Question & Answer With Dixie Yid - "My" Sefer
A Simple Jew asks:
More than a year before I returned to my family's shtetl, I called a seforim store in Brooklyn and ordered a copy of the sefer. The sefer than sat on my book shelf untouched until one day I sat down with a local rabbi and we began to learn it a little bit here and a little bit there.
The sefer then returned to my shelf again until one day I decided that I would go through every page. And that is exactly what I did; never letting a day go by without learning from it. Day after day, month after month, year after year, I return to it and bring a copy along with me wherever I go.
With the determination of a miner who is convinced that he will discover gold, I seek to deepen my understanding of this sefer. I continually search for locksmiths who can teach me how to unlock this tzaddik's teachings.
Sometimes a locksmith may become discouraged at the daunting task and suggest we work on a lock he has previously picked. However, I have no interest in the locks that he is overly familiar with. They are his locks and not mine.

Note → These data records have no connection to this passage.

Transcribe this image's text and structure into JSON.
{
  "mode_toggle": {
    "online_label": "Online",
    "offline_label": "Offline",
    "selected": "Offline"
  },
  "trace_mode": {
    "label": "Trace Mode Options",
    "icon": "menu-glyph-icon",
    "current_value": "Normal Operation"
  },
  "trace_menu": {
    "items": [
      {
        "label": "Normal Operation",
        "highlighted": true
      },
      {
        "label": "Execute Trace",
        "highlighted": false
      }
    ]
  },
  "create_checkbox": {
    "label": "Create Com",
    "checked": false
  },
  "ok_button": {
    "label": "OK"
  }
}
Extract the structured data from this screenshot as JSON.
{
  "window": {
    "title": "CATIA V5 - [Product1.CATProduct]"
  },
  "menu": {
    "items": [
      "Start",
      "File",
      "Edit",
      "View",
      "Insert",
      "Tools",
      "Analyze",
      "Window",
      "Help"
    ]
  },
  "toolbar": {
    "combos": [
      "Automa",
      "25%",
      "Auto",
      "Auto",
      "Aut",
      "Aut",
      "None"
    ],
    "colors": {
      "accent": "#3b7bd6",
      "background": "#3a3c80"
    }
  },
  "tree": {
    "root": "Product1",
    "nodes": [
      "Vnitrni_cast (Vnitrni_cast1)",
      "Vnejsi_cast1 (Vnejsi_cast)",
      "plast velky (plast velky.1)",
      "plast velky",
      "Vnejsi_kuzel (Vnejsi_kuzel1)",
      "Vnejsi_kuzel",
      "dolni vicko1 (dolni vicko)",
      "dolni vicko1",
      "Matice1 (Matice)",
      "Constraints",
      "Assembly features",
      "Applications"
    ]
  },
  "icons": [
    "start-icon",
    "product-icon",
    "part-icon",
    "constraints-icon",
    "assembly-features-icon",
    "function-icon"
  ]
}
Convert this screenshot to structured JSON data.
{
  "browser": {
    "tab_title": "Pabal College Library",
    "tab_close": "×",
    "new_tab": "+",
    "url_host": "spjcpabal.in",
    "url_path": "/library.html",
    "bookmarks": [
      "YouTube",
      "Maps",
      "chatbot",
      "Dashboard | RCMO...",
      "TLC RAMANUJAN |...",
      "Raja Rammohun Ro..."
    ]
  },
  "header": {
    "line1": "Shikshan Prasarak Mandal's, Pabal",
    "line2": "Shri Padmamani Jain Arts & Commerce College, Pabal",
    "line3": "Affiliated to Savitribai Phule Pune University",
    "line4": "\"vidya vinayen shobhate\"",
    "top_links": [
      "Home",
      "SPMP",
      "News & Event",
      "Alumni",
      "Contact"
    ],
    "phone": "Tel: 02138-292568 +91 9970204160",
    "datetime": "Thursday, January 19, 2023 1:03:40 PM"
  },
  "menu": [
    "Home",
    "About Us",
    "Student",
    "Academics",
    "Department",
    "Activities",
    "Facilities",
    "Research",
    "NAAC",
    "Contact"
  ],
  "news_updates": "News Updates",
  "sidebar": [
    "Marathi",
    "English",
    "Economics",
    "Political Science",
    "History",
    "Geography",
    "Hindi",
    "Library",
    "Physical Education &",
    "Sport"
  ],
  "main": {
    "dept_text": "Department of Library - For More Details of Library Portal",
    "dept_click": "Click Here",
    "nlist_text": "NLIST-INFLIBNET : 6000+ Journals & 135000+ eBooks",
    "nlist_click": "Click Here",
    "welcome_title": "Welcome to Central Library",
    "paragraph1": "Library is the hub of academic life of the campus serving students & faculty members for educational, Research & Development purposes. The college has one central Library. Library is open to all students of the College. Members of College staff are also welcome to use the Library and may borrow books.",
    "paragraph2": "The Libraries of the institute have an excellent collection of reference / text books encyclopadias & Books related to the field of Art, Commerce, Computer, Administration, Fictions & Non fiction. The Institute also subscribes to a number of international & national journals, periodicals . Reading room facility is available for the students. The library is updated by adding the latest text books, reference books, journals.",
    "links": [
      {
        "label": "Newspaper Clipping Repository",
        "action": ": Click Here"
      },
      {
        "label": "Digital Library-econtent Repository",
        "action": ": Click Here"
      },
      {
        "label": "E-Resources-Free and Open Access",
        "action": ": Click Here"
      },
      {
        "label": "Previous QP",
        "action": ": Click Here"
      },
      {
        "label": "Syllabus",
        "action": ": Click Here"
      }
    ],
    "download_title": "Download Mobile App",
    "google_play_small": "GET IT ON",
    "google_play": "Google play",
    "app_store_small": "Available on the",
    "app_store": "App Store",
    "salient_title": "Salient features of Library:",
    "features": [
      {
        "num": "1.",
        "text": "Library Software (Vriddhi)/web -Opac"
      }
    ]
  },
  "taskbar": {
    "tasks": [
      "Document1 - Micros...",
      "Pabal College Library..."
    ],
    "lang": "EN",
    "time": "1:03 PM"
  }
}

Do you have a sefer that you consider to be your sefer? If so, which sefer is it and why do feel such a personal attachment to it?
Dixie Yid answers:
My favorite sefer right now is the Meor Einayim by Reb Nachum Chernobyler. I don't think that my connection to this sefer is as strong as yours is with your sefer, but I do feel very attached to it.
It all started several years ago when I was living in a (Jewishly) small town working in klei kodesh, doing G-d's work. I felt that I lacked any center in my avodas Hashem. It was just a mitzva here and a mitzva there, with no real mesorah or derech avoda, path in serving Hashem, behind it. I sought out the advice of a Rav I consulted with periodically and he suggested that I start a phone chevrusa with someone to reconnect to the Yeshiva system again.
At that time I was going through over 100 tapes I had bought of drashos in Chassidus by Rav Moshe Weinberger and so I thought that since I had never learned Chassidus before, I would like to try that. So I called up a Chassidshe Rav that I had met while in Kollel and asked him to learn something with me. He suggested Meor Einayim. I had to call about 7 or 8 seforim stores, but I finally found one that let me pay by credit card and would ship it to me. By the following week I had it and we learned a few pieces in it.
The phone chevrusa did not work out long-term, but about two years ago, I picked up the sefer and just started learning various pieces on that week's parsha. The feeling was unbelievable.
I felt like I was in a Batman cartoon. SLAM! WHAM! BANG! Every few lines, Reb Nachum Chernobyler was hitting me with mind-bending revelations about the deeper truth and meaning in the universe. After every half-paragraph I felt like I needed to take a break just to digest what I'd just read. My head was spinning. I love it when a sefer takes me down the rabbit hole into a new perspective on how to see the world that I never would have imagined existed.
There are some things that I see in the Meor Einayim that I have great difficulty coming to terms with, and though I have no personal or family connection that I know of with Chernobyl, the Twerskys or New Square, I relish that feeling of going deeper and deeper into things that the Meor Einayim gives over.
Because I'm a Meor Einayim pusher, a few friends have been exposed to it and one particular friend has started a chaburah in which we're learning it. So B"H, besides learning it on my own, I have ongoing opportunities to learn this great sefer. Anyone else have a favorite sefer? If so, which sefer and why?